West Michigan tree fruit regional report – April 26, 2016

The up and down weather rollercoaster continues in west Michigan.

Weather and growth stages

The crazy Michigan weather continues with much above-normal temperatures pushing us to about 10 days ahead of average. Thunderstorms moved through the area late on April 25 and brought hail to some areas. Damage appears minimal at this time. Growing degree-day (GDD) totals for the Michigan State University Sparta Enviro-weather station are 807 GDD base 32, 346 GDD base 42, 260 GDD base 45 and 153 GDD base 50.

Apples are right between the tight cluster and pink stages. Peaches are in full bloom, European plums are nearly full bloom, sweet cherries are beginning to bloom and pears are in the white bud stage.

With the much warmer weather, it is likely that full bloom for apples will be slightly ahead of normal dates – most likely in the first full week of May rather than the second week. MSU Extension suggests growers make contact with their bee company to be prepared.

Between tight cluster and 20 millimeters, apple fruits are especially sensitive to fruit finish issues. When you add in variables such as temperature, moisture and tank-mixes, it is important to use caution with any spray applications during this sensitive fruit stage.


Regarding apple scab, there have been rain events that have led to infections for some areas and not others. Spore numbers have increased significantly with the rain event last week. You can follow the development of apple scab infections and symptoms on MSU Enviro-weather.

Thunderstorms moved through west Michigan during the night on April 25, bringing hail to some areas. Being prior to bloom, the risk for fire blight trauma is much lower; however, if you have blocks with a recent history of blight, cover sprays are recommended. Using prohexadione-calcium (Apogee, Kudos) is highly recommended to prevent potential future spread of blight from this event.

Once bloom is present in sweet cherries and peaches, the need for fungicides to prevent brown rot are important until shuck split.


Warmer weather has driven some early developing pests forward, but overall insect development is slightly behind crop stages.

The first black stem borer adults were caught 10 days ago with warm temperatures. Monitor blocks for burrowing damage and apply trunk sprays in blocks of concern.

Green fruitworm adults are flying. We should be at peak flight. First small larvae could be found this week.

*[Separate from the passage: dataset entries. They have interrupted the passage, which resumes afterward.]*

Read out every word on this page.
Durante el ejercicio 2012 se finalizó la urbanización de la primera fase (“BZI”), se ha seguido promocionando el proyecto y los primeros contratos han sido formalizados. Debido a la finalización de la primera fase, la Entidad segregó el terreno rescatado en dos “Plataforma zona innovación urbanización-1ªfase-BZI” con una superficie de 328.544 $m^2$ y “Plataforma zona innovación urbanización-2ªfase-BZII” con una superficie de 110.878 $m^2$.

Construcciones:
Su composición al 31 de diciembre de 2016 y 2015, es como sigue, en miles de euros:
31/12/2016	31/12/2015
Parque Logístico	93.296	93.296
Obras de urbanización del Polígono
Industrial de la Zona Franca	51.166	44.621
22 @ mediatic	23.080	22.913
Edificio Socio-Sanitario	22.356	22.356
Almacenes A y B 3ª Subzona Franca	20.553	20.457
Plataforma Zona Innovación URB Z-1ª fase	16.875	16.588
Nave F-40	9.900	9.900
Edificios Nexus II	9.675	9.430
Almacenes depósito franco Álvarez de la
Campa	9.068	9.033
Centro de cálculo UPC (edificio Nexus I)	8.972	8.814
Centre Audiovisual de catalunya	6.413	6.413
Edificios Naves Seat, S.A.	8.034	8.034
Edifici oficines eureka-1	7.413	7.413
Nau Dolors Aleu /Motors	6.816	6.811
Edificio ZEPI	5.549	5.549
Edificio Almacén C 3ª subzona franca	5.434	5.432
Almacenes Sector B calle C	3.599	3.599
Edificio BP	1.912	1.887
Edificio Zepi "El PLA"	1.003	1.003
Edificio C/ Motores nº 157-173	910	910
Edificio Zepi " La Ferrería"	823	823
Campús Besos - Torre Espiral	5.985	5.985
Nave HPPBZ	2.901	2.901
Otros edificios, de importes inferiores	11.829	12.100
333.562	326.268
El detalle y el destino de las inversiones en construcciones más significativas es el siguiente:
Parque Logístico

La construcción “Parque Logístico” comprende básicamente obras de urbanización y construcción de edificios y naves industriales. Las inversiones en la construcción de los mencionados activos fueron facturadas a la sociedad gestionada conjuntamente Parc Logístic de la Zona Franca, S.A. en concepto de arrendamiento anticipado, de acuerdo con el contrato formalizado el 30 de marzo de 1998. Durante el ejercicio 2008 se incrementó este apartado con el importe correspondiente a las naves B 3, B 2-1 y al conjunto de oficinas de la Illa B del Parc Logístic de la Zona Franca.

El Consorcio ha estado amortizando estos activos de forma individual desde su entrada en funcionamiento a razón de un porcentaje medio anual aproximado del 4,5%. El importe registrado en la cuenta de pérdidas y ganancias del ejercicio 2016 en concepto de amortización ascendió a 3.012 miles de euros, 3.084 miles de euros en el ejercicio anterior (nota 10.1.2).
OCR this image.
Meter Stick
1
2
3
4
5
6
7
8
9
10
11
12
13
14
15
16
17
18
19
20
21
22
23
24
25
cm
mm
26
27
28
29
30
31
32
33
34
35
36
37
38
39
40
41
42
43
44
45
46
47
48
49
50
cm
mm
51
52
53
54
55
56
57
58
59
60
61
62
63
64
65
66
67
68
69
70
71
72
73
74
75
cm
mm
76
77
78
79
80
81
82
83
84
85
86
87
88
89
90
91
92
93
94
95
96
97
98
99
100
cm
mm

Redbanded leafroller flight started about a week ago and continues in low numbers. Expect peak flight in the next five to 10 days. Pink sprays take out small larvae.

Obliquebanded leafroller activity has not been reported in commercial apples. Overwintering larvae should be found soon in terminals. Continue monitoring for feeding damage in terminals.

First apple grain aphids are being reported in very low numbers. Apple grain aphids should be seen more readily on terminals. Rosy apple aphids usually appear around pink and really increase during bloom.

Overwintering San Jose scale are present. Pink is the next timing for San Jose scale management.

Spotted tentiform leafminer adult flight of first generation began two weeks ago and is tapering off. Monitor for it if you’ve had high numbers.

Sustained oriental fruit moth flight just began over the weekend in southern Michigan. There has been some early flight in Grand Rapids, Michigan, but no biofix. Flight will be delayed in cooler weather. Oriental fruit moth mating disruption pheromone can be put up at any time in stone fruits if pruning is done. First adult flight typically happens around pink stage in apples; average first flight is 330 GDD 45. As soon as warmer weather moves back in, traps will jump.

Codling moth adult flight has been not been reported in the Grand Rapids, Michigan, area. Codling moth mating disruption pheromone can be put up at any time, but before bloom is best. Traps should be placed for codling moth before petal fall.

European red mites are in the egg stage. No activity has been reported. Monitor for overwinter mortality; if eggs look pale or clear instead of bright red, they are not viable.

Plum curculio activity has not been reported anywhere in Michigan. No controls are needed in apples until petal fall.

Tarnished plant bug has not been reported in this area, but growers should continue monitoring.